Cuando se incendió el tercer libro, Dedo Polvoriento le pegó una patada tan fuerte en la rótula a Nariz Chata que éste lo soltó con un alarido de dolor. Raudo como su marta, Dedo Polvoriento se escabulló de sus brazos poderosos y se acercó a los bidones dando traspiés. Hundió la mano entre las llamas sin vacilar, pero el libro que extrajo ardía como una tea. Dedo Polvoriento lo dejó caer al suelo y volvió a introducir la mano en el fuego, esta vez la otra, pero Nariz Chata había vuelto a agarrarle por el cuello y lo sacudió con tal brutalidad que casi le cortó la respiración.

—¡Fijaos en este loco! —se burló Basta mientras Dedo Polvoriento se miraba fijamente las manos con la cara desfigurada por el dolor—. ¿Puede explicarme alguien aquí de qué siente tanta nostalgia? ¿Quizá de esas mujerzuelas feas y musgosas que te adoraban cuando jugueteabas con tus pelotas en la plaza del mercado? ¿O de los agujeros mugrientos en los que te alojabas con los demás vagabundos? Demonios, eran unos lugares más hediondos que la mochila donde lleva a esa marta apestosa.

Los hombres de Capricornio rieron mientras los libros se convertían poco a poco en ceniza. En la iglesia vacía el olor a gasolina era tan intenso que Meggie tosió. Mo le pasó el brazo alrededor de los hombros con gesto protector, como si Basta no le hubiese amenazado a él, sino a ella. Pero ¿quién lo protegería a él?

Elinor observaba su cuello, preocupada, temerosa de que el cuchillo de Basta hubiera dejado alguna huella sangrienta en él.

—¡Estos individuos están locos de remate! —cuchicheó—. Seguro que conoces el dicho: donde se queman libros, pronto arderán también las personas. ¿Y si los siguientes en ir a parar a uno de esos montones de leña somos nosotros?

Basta la miró como si hubiera escuchado sus palabras. Tras lanzarle una mirada burlona, besó la hoja de su navaja. Elinor enmudeció como si se hubiera tragado la lengua.

Capricornio se sacó del bolsillo del pantalón un pañuelo blanco como la nieve y se limpió con él las manos con exquisito cuidado, como si quisiera eliminar de sus dedos incluso el recuerdo de
Corazón de tinta.

—Bien, esto ha quedado definitivamente zanjado —sentenció con una postrera mirada a la ceniza humeante.

Luego subió hasta el sillón que había sustituido al altar con aire satisfecho y con un profundo suspiro se acomodó en la tapicería de color rojo pálido.

—Dedo Polvoriento, que Mortola te cure las manos en la cocina —ordenó con voz de tedio—. Sin tus manos la verdad es que no sirves para nada.
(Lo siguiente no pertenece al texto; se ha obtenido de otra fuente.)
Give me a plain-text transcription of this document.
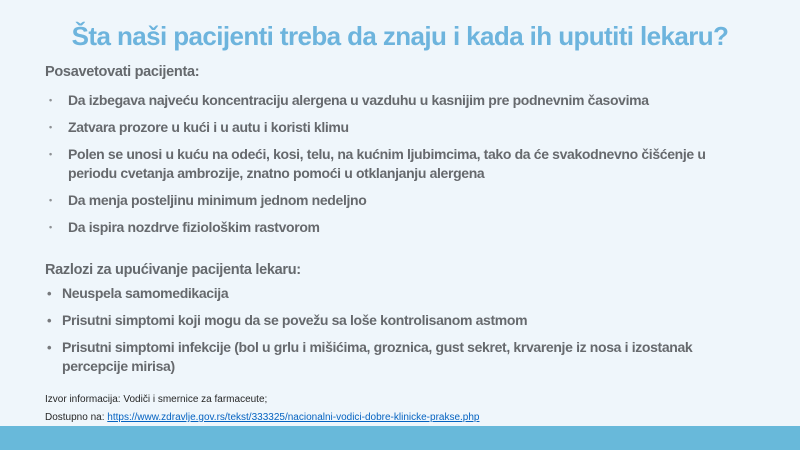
Šta naši pacijenti treba da znaju i kada ih uputiti lekaru?
Posavetovati pacijenta:
•	Da izbegava najveću koncentraciju alergena u vazduhu u kasnijim pre podnevnim časovima
•	Zatvara prozore u kući i u autu i koristi klimu
•	Polen se unosi u kuću na odeći, kosi, telu, na kućnim ljubimcima, tako da će svakodnevno čišćenje u periodu cvetanja ambrozije, znatno pomoći u otklanjanju alergena
•	Da menja posteljinu minimum jednom nedeljno
•	Da ispira nozdrve fiziološkim rastvorom
Razlozi za upućivanje pacijenta lekaru:
• Neuspela samomedikacija
• Prisutni simptomi koji mogu da se povežu sa loše kontrolisanom astmom
• Prisutni simptomi infekcije (bol u grlu i mišićima, groznica, gust sekret, krvarenje iz nosa i izostanak percepcije mirisa)
Izvor informacija: Vodiči i smernice za farmaceute;
Dostupno na: https://www.zdravlje.gov.rs/tekst/333325/nacionalni-vodici-dobre-klinicke-prakse.php
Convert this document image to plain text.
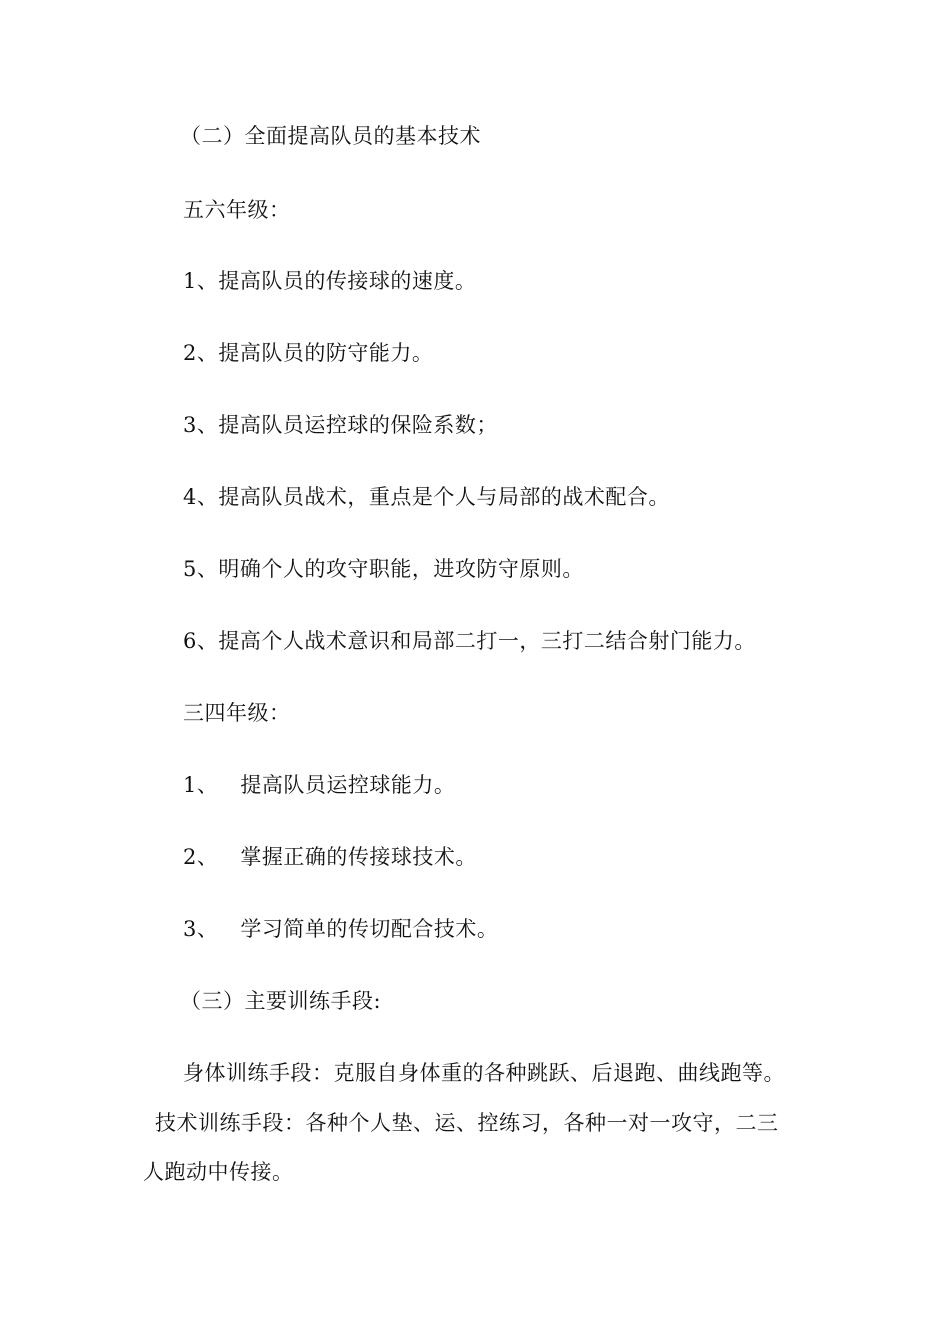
（二）全面提高队员的基本技术
五六年级：
1、提高队员的传接球的速度。
2、提高队员的防守能力。
3、提高队员运控球的保险系数；
4、提高队员战术，重点是个人与局部的战术配合。
5、明确个人的攻守职能，进攻防守原则。
6、提高个人战术意识和局部二打一，三打二结合射门能力。
三四年级：
1、 提高队员运控球能力。
2、 掌握正确的传接球技术。
3、 学习简单的传切配合技术。
（三）主要训练手段:
身体训练手段：克服自身体重的各种跳跃、后退跑、曲线跑等。
技术训练手段：各种个人垫、运、控练习，各种一对一攻守，二三
人跑动中传接。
Dedo Polvoriento dirigió una prolongada mirada a Mo antes de obedecer la orden. Pasó ante los hombres de Capricornio con paso inseguro y la cabeza gacha. El camino hasta la enorme puerta parecía no tener fin. Cuando Dedo Polvoriento la abrió, la deslumbradora luz del sol penetró en el interior de la iglesia durante unos breves instantes. Después, las puertas se cerraron a sus espaldas, y Meggie, Mo y Elinor se quedaron solos con Capricornio y sus hombres… y el olor a gasolina y a papel quemado.